Debugging Sponge Within the IDE

Note

This documentation is not yet complete see the related GitHub Issue for more information on what is required.

Debugging SpongeCommon

By the point you debug, you should already finish making changes in your own branch in your fork (see How to Git(Hub)).

Unfortunately, SpongeCommon exists as an abstract layer to reduce duplicate code between SpongeForge and SpongeVanilla; thus, it is not for production environments, and you cannot run SpongeCommon directly. However, you can run SpongeForge or SpongeVanilla with the changes you’ve applied in SpongeCommon. Below is a description on testing SpongeCommon changes on SpongeForge.

Assume you have a branch fix/foo, based on bleeding branch of SpongePowered/SpongeCommon, on your SpongeCommon fork. You want to test it against the corresponding SpongeForge (or the bleeding branch of it). The procedure is as follows:

  1. Clone SpongeForge repository from GitHub: Find a clean workspace, run git clone folder https://github.com/SpongePowered/SpongeForge.git and cd folder so that you are in the folder of the SpongeForge clone. (You can replace folder with any folder name you want)
  2. Check out your SpongeCommon branch in the submodule: run cd SpongeCommon to enter the SpongeCommon folder. Run git remote add myRemote https://github.com/myAccount/SpongeCommon.git (Replace myAccount with your account or organization where your SpongeCommon fork is located). Then, run git fetch myRemote and git checkout myRemote/fix/foo so that the SpongeCommon submodule switches to your changes for testing.
  3. Run Minecraft client. Run cd ../ to return to the base repo of SpongeForge. Then, run ./gradlew setupDecompWorkspace for the prerequisites of running Minecraft client. Once the setupDecompWorkspace task completed successfully, you may open your IDE or sync your gradle project in your IDE so that latest changes by gradle tasks are properly reflected.

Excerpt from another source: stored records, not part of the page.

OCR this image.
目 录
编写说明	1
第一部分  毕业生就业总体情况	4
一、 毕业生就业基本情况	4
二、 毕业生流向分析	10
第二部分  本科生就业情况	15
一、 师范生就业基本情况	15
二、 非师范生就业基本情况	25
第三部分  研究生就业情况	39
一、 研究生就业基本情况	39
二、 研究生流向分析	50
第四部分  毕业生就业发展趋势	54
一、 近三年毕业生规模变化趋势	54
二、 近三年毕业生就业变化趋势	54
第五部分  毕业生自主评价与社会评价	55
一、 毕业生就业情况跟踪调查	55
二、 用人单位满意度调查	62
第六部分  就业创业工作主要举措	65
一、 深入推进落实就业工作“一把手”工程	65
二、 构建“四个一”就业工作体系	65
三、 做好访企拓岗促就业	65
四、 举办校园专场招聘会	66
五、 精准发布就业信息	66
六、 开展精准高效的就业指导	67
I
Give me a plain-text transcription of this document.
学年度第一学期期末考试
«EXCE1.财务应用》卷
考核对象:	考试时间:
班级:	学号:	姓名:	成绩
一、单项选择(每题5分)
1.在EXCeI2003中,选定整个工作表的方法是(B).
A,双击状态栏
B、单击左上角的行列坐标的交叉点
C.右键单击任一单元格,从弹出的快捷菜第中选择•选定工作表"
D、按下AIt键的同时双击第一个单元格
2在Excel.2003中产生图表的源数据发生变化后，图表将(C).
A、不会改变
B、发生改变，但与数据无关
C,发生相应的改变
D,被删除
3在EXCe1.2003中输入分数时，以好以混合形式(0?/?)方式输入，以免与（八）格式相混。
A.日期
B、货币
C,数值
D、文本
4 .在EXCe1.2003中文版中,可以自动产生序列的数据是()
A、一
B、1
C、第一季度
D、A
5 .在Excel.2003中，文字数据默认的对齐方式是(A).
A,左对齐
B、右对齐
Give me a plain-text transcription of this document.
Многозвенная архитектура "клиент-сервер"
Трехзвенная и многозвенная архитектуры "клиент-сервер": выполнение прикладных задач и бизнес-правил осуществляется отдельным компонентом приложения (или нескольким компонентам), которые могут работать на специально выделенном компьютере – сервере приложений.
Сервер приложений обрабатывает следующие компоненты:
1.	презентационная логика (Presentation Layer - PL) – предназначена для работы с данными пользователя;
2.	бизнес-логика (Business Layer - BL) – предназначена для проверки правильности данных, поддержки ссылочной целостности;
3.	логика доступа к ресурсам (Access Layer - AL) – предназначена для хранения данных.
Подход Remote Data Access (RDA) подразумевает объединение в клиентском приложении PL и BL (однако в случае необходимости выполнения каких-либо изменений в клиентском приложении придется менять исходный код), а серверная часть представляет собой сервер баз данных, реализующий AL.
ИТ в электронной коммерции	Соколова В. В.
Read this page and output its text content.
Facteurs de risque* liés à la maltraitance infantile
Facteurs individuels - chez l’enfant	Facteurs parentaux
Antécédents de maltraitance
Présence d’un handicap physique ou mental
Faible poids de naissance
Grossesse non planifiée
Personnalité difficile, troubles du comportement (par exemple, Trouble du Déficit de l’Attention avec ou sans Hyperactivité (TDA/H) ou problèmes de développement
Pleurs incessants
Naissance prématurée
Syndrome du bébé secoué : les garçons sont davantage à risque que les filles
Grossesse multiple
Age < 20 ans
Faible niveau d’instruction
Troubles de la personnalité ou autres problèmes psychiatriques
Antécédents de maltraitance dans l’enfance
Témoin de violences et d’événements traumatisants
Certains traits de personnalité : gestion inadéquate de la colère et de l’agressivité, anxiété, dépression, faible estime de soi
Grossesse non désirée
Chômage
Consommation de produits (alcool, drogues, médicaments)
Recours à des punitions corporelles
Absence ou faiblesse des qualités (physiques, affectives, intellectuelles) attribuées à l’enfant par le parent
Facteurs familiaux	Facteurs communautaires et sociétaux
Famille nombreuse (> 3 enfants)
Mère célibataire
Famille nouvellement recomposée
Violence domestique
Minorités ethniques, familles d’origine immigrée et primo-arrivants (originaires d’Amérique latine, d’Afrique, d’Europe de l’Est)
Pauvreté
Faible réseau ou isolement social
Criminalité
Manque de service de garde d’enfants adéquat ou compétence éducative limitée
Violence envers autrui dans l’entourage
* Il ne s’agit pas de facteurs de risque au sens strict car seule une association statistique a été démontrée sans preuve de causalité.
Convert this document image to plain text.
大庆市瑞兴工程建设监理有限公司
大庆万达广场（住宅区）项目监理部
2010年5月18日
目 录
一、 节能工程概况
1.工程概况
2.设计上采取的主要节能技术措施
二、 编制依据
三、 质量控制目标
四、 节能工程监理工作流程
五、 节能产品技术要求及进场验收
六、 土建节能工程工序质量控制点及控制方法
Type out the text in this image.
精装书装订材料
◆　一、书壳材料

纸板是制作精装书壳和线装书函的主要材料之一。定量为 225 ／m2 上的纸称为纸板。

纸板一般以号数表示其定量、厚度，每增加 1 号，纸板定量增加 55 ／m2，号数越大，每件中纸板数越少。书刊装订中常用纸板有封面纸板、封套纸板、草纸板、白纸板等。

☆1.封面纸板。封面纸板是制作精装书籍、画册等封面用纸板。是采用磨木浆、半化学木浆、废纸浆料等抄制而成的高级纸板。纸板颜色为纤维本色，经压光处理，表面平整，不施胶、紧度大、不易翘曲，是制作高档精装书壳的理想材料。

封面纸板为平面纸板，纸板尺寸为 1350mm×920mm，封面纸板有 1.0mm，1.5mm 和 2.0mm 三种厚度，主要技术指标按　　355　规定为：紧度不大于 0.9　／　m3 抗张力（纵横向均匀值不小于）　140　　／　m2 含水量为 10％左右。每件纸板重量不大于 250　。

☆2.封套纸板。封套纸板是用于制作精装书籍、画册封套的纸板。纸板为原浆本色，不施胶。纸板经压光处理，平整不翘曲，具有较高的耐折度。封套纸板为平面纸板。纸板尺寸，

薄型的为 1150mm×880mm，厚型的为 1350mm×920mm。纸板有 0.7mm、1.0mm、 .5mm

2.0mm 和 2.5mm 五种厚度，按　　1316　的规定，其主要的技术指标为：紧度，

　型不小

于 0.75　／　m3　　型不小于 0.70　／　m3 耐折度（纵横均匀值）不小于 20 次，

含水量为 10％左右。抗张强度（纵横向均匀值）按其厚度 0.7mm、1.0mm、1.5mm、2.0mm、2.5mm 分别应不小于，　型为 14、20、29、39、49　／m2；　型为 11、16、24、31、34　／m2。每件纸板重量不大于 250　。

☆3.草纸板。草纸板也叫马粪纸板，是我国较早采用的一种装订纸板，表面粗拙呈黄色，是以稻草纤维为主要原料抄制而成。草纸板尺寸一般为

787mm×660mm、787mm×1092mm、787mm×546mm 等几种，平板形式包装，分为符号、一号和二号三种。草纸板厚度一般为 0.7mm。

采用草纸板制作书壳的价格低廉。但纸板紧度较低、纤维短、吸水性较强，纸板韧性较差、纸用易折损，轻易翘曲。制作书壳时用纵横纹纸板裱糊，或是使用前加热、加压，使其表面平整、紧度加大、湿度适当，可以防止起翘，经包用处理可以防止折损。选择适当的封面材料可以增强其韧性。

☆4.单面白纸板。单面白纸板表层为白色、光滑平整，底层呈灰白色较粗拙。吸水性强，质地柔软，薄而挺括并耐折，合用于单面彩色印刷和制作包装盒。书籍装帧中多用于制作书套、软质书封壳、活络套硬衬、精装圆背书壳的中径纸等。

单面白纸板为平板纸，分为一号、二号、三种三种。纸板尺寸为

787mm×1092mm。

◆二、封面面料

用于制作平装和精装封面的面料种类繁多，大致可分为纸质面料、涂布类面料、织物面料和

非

Then, for Intellij Idea users, when Intellij Idea finishes all background processes, run ./gradlew genIntellijRuns to generate run configurations for Minecraft client and server. Go to run->Edit Configurations, you will see a Minecraft Client and a Minecraft Server configuration in the Application section of all available configurations. Select one of the configuration, run and test your code.